6.7 Correlating with granular sentiments
Thus far we used only positive and negative sentiments. However, we actually have much granular sentiment scores in the data. Let’s check whether these scores do a better job of explaining the pattern in the data.

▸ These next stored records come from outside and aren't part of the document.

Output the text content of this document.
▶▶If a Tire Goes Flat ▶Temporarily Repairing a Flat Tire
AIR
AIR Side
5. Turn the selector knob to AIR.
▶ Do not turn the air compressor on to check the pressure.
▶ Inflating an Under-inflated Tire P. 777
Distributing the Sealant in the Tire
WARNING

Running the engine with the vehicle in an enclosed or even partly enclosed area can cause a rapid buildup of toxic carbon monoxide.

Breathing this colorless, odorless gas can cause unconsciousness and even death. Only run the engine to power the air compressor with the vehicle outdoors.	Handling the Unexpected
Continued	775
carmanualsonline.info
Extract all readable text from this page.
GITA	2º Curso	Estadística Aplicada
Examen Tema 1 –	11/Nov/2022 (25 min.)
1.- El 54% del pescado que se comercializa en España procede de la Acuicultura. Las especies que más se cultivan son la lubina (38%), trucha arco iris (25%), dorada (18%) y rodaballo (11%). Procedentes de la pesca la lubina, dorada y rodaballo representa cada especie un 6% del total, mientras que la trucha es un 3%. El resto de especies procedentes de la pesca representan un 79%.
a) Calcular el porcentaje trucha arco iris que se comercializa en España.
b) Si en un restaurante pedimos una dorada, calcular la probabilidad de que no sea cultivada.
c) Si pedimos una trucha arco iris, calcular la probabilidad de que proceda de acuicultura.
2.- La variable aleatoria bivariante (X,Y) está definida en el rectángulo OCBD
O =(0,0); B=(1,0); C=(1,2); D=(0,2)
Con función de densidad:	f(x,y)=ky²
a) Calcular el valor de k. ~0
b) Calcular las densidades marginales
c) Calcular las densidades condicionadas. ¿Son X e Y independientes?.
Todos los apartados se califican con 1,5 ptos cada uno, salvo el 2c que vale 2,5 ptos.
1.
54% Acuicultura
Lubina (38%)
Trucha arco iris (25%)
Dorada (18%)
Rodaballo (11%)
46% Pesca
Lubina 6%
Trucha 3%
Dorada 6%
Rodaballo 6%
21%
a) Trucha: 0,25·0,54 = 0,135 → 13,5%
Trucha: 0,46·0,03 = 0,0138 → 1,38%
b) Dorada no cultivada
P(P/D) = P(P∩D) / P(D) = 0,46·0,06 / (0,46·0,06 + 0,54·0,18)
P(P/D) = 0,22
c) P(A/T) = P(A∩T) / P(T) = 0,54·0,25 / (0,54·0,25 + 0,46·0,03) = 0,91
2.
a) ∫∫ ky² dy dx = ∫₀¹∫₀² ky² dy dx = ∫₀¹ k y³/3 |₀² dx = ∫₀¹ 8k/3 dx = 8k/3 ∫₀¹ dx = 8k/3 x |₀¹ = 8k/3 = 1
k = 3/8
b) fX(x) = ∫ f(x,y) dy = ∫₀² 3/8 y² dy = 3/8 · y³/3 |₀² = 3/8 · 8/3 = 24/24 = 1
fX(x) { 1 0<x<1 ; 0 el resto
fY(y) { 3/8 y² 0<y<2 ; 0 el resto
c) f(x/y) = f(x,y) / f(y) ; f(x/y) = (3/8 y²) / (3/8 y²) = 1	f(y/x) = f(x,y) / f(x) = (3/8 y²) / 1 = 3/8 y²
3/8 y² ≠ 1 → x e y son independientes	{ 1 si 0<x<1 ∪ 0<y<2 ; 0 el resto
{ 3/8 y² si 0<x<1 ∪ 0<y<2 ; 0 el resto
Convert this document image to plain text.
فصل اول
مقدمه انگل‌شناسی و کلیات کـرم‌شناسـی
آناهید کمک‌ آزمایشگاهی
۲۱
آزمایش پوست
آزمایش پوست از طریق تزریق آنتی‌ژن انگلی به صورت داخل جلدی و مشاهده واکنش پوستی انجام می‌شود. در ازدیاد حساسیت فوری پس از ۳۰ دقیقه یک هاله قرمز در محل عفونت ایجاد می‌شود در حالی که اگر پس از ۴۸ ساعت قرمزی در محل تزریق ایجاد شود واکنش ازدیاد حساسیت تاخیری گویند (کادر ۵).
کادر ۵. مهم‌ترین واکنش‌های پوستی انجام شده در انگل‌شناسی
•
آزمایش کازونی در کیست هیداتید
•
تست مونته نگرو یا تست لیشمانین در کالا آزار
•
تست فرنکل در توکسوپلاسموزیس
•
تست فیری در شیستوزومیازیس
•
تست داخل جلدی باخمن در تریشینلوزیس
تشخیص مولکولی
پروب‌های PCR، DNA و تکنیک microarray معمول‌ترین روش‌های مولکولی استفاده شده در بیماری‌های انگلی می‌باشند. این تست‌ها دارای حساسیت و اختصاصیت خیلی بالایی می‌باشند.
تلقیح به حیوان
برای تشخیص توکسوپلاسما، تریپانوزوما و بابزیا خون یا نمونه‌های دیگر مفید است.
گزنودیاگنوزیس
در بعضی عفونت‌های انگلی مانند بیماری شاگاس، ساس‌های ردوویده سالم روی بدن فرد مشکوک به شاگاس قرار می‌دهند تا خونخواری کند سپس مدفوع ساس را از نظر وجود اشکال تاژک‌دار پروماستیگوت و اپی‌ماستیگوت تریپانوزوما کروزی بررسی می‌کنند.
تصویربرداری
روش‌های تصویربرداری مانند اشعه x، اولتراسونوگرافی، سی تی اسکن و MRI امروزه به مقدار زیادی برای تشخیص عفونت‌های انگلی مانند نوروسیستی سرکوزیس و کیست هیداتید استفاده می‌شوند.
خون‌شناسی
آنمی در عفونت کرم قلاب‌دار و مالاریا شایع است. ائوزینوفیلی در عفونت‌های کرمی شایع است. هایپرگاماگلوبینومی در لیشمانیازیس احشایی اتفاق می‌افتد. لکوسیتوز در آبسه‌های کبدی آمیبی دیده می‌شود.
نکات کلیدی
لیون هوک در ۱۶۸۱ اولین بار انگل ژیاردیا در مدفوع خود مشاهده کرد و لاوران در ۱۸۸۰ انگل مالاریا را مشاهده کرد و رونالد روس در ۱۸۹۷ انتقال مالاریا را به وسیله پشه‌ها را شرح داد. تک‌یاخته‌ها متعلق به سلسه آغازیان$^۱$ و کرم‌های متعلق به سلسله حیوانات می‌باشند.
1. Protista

For this, we will simply use the percentage of words with a specific sentiment in a tweet. For instance, if there were 2 words that were labeled as “joy” by syuzhet
out of the 5 words it labeled overall from a tweet, we consider it is 40% (2/5) joy. It’s not the cleanest metric but it will work.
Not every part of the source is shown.